What are the long-term implications of AI on white-collar versus blue-collar jobs, and how should societies prepare for potential full automation?

Speaker

Satvinder Singh


Explanation

This addresses the differential impact of AI across job categories and the need for societal preparation for potential widespread automation beyond current collaborative models.


How can countries develop indigenous AI chips to reduce costs and dependency on current expensive chip providers?

Speaker

Narendra Singh


Explanation

This focuses on the critical infrastructure challenge of AI chip costs and the need for sovereign AI capabilities to make AI economically viable at scale.


What are the specific cooling and water consumption requirements for AI data centers, and how can these be addressed sustainably?

Speaker

Nihar Shah


Explanation

This identifies often-overlooked infrastructure challenges beyond energy consumption that are critical for sustainable AI deployment at scale.


How can edge computing solutions be balanced with cloud-based AI infrastructure to serve different market segments effectively?

Speaker

Tejpreet S Chopra


Explanation

This addresses the strategic question of AI deployment architecture, particularly for serving MSMEs and manufacturing sectors that may need on-premise solutions.

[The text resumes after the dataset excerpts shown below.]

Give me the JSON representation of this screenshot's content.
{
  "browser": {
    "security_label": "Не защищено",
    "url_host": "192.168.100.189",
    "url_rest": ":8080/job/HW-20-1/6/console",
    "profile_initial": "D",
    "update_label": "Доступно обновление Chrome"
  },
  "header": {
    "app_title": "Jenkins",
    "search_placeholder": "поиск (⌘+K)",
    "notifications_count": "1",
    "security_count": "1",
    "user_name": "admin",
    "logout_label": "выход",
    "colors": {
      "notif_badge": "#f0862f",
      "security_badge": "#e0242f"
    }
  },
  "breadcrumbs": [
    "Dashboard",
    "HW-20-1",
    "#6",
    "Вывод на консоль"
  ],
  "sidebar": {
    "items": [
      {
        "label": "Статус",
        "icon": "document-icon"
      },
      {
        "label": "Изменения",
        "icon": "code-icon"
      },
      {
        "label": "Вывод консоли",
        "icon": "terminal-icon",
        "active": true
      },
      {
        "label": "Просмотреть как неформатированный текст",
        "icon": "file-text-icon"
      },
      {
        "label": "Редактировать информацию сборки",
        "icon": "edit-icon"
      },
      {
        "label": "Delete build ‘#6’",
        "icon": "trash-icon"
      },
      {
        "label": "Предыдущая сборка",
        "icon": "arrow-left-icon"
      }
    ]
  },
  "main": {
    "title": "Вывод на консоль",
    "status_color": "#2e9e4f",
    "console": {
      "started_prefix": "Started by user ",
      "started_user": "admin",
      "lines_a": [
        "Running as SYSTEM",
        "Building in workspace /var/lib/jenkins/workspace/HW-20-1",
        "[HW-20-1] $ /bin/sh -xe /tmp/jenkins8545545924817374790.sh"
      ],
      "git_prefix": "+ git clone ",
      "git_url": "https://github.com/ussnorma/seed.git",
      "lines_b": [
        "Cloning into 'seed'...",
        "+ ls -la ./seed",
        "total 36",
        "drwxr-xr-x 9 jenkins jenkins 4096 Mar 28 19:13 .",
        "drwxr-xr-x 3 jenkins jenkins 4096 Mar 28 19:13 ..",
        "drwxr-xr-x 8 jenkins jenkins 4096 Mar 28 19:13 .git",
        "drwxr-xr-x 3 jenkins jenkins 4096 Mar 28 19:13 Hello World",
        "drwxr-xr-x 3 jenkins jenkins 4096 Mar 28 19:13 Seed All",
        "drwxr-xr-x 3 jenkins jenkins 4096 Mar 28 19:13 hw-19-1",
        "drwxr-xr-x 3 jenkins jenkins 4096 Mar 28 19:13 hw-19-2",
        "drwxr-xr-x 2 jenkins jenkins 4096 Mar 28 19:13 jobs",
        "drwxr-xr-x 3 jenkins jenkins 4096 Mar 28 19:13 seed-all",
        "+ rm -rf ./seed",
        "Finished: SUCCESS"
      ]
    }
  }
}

What specific governance frameworks and ethical guidelines are needed for AI deployment in healthcare, particularly for telemedicine in remote areas?

Speaker

Dr. Mahendra Karpan


Explanation

This addresses the critical need for regulatory frameworks that ensure AI safety and efficacy in healthcare applications, especially in underserved regions.


Disclaimer: This is not an official session record. DiploAI generates these resources from audiovisual recordings, and they are presented as-is, including potential errors. Due to logistical challenges, such as discrepancies in audio/video or transcripts, names may be misspelled. We strive for accuracy to the best of our ability.